Thanks. I've implemented the test. I held off on implementing that test because I didn't want to test any internal state, but it should be tested (it's a feature that I've talked about and mentioned in the SciPy 2019 paper).
I think this PR is ready for another review.
It looks like this has gone a bit stale. @stsievert @TomAugspurger is this still worth pursuing?
It looks like this has gone a bit stale. @stsievert @TomAugspurger is this still worth pursuing?
I'd like to see this PR merged. I've mentioned this as a feature of Dask-ML in talks/papers, though perhaps it's not relevant until #677 is complete and merged.
I've resolved the merge conflicts. Hopefully the CI passes; almost all of 413ba24 passed.
Seem to be some test failures. I didn't look closely, but sklearn did have a release today.
Also perhaps a linting issue.
Some sklearn-dev tests are failing; sklearn issues a FutureWarning for FeatureUnion with message "Using None as a transformer is deprecated in version 0.22 and will be removed in version 0.24. Please use 'drop' instead."
I need to look more closely at the tests again; looks like there's a couple failing tests on timeout error again.
@stsievert if you merge master the unrelated CI failures should be fixed.
Thanks, I've merged master. I made the test_incremental.py#test_basic weaker by adding a pytest.xfail for TimeoutErrors. The tests pass on my own machine w/o timeouts. They sometimes fail on Travis CI; I haven't been able to detect any pattern with machine OS/Python version (though windows does seem common).
Still some timeout errors. The tests are running on azure pipelines, so that's what would need to be updated.
That said, I worry about just xfailing these. Do you think that it's truly just an issue on CI, or is indicating some fundamental issue?
test_basic is genuinely hanging locally for me
It's hanging for me too, not deterministically: test_basic completed in about a second in the 2 for 3 runs I've done this morning. Let me do some more debugging.
I've added this diff to test_basic to make the test pass locally:
- while c.futures or s.tasks: # Make sure cleans up cleanly after running
- await asyncio.sleep(0.1)
+ _start = time()
+ while c.futures or s.tasks: # Make sure cleans up cleanly after running
+ await asyncio.sleep(0.1)
+ if time() - _start >= 5:
+ assert c.futures == {}
+ assert all(task.state == "released" for task in s.tasks.values())
+ break
Is this an acceptable test modification? My justification is that "released" tasks are soon to be "forgotten" (source).
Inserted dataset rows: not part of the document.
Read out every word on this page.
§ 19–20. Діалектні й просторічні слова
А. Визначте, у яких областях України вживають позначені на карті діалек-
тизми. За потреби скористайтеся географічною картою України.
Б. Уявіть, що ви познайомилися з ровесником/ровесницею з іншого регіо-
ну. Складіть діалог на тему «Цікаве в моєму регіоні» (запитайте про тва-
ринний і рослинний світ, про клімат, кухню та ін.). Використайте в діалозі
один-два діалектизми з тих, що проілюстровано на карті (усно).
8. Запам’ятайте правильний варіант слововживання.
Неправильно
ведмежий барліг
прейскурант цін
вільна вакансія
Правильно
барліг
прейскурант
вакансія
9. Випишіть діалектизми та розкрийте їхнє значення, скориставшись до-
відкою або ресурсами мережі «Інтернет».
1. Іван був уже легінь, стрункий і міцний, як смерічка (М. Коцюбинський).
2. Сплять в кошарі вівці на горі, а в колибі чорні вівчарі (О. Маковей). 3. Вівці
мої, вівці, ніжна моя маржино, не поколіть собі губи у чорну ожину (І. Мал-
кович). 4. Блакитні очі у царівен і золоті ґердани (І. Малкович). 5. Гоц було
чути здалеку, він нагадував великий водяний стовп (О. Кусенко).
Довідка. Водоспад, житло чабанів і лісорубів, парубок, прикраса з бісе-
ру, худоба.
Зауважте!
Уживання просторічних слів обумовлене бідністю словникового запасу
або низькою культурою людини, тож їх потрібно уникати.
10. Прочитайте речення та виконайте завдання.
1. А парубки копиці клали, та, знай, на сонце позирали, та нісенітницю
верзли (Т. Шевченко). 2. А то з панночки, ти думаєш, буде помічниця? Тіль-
IIUC, the tests are typically written with some sort of deadline for cleanup to complete. If that deadline passes without the condition then we error the test.
Something like
deadline = time() + 5
while c.futures:
if time() > deadline:
raise ValueError("Failed to clean up")
await asyncio.sleep(0.1)
assert c.futures == {}
assert all(task.state == "released" for task in s.tasks.values())
Hm... I've pushed that change, which involved this diff:
- while c.futures or s.tasks:
+ while c.futures:
Is that appropriate? test_client.py#L400-L435 seems to be testing how well the client cleans up, and only uses c.futures.